Locum tenens and the ability to live a “nontraditional life”
Dr. Zhu has a passion for travel, and has found that he’s able to use locum tenens as a way to incorporate his career into his love of the culinary arts and medicine, and exploring the world. To this point, he’s visited 29 countries, and recently made it to Antarctica.
“Locum tenens allows me the freedom and autonomy to be able to dictate the type of lifestyle and work/life balance that I seek personally,” he continues. “I have more time to pursue my other passions. The more that I can improve the way I take care of myself, the more I can dedicate more quality time to my patients.”
The flexible schedule locum tenens allows gives Dr. Zhu the opportunity to see his family more often, travel, and pursue his passion for the culinary arts and educating as many people as possible about how nutrition and one’s overall health and well-being are intertwined. He travels around the world speaking at medical conventions, medical residencies, and nonprofit and specialty events, highlighting his three tenets as well as the transformative nature of nutrition in medicine. Locum tenens has made all of these pursuits a possibility.
More time to focus on patient care
Dr. Zhu’s discovered that without the administrative burdens that come with a permanent position or owning his own practice, he’s found that he can spend more quality time with his patients.
“I can educate my patients more because I have more counseling time,” he says. “My patients really, really appreciate this. I can spend more time explaining their disease process. I don’t have to worry about politics, red tape, or bureaucracy. I can autonomously practice medicine. It’s kind of like being a free agent in basketball.”
Being able to spend more time with his patients has been rewarded with happier and healthier patients, who constantly let him know that he’s the first doctor to have taken the extra time to thoroughly explain their diagnosis.
“To them it’s more fulfilling, and it’s more fulfilling to me because I’m teaching them what’s going on in their body and with their health, and with time and education they’re empowered to do things in a different way, rather than just taking a pill,” he shares.

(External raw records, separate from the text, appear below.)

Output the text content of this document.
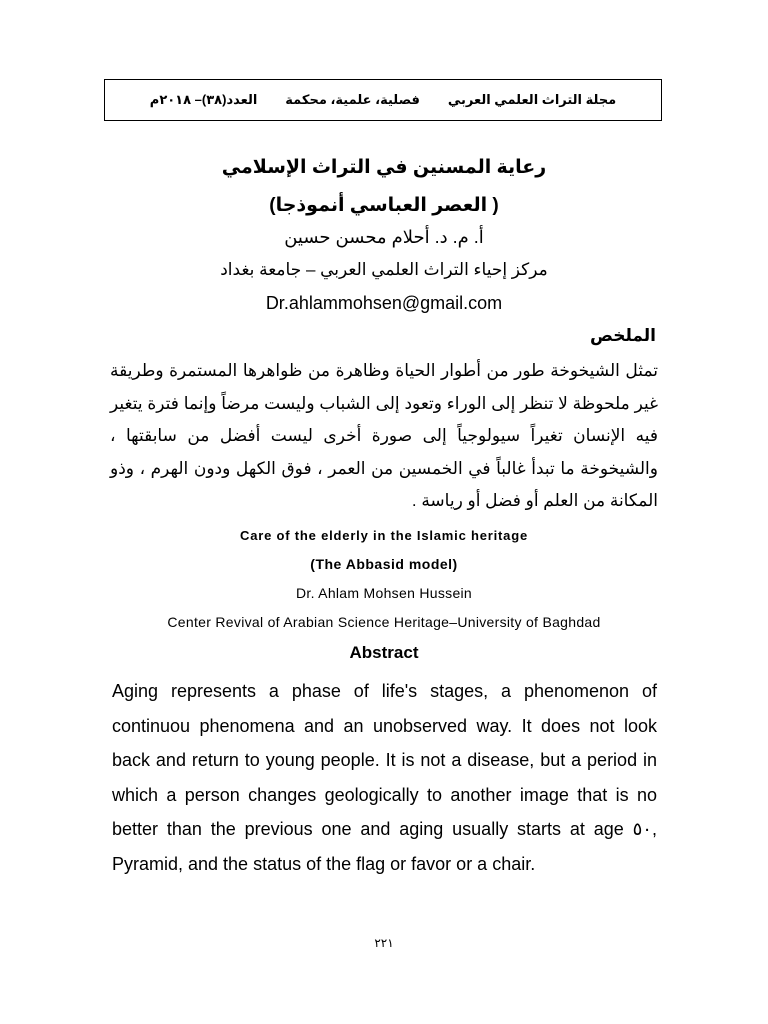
مجلة التراث العلمي العربي
فصلية، علمية، محكمة
العدد(٣٨)– ٢٠١٨م
رعاية المسنين في التراث الإسلامي
( العصر العباسي أنموذجا)
أ. م. د. أحلام محسن حسين
مركز إحياء التراث العلمي العربي – جامعة بغداد
Dr.ahlammohsen@gmail.com
الملخص

تمثل الشيخوخة طور من أطوار الحياة وظاهرة من ظواهرها المستمرة وطريقة غير ملحوظة لا تنظر إلى الوراء وتعود إلى الشباب وليست مرضاً وإنما فترة يتغير فيه الإنسان تغيراً سيولوجياً إلى صورة أخرى ليست أفضل من سابقتها ، والشيخوخة ما تبدأ غالباً في الخمسين من العمر ، فوق الكهل ودون الهرم ، وذو المكانة من العلم أو فضل أو رياسة .

Care of the elderly in the Islamic heritage
(The Abbasid model)
Dr. Ahlam Mohsen Hussein
Center Revival of Arabian Science Heritage–University of Baghdad
Abstract

Aging represents a phase of life's stages, a phenomenon of continuou phenomena and an unobserved way. It does not look back and return to young people. It is not a disease, but a period in which a person changes geologically to another image that is no better than the previous one and aging usually starts at age ٥٠, Pyramid, and the status of the flag or favor or a chair.

٢٢١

Living the life of a locum tenens doctor full-time, Dr. Zhu has found that the work/life balance translates into better patient outcomes.
“The more I can improve the quality of my life and by taking care of myself, the more I improve the quality of care I impart on my patients,” he says.
Flexibility of locum tenens to pursue your dreams
“I work locum tenens because I enjoy the work that I do. I give quality service to the patients that I do because locum tenens is a great vehicle and eliminates all the other stresses that I don’t have time to worry about,” he says, “which would come with being employed somewhere full-time. I get to dictate my own lifestyle and practice medicine and treat patients — the way I feel it should be.”
And without the ability to control when, where, and how much he works with locum tenens, Dr. Zhu wouldn’t have been able to achieve his goals.
“Without locum tenens, I wouldn’t have been able to take in and fully embrace all of life’s vast experiences; always continue to not only grow, but thrive, both in my personal and professional life; and share and give back to my audience in meaningful, valuable, fun, and entertaining ways.”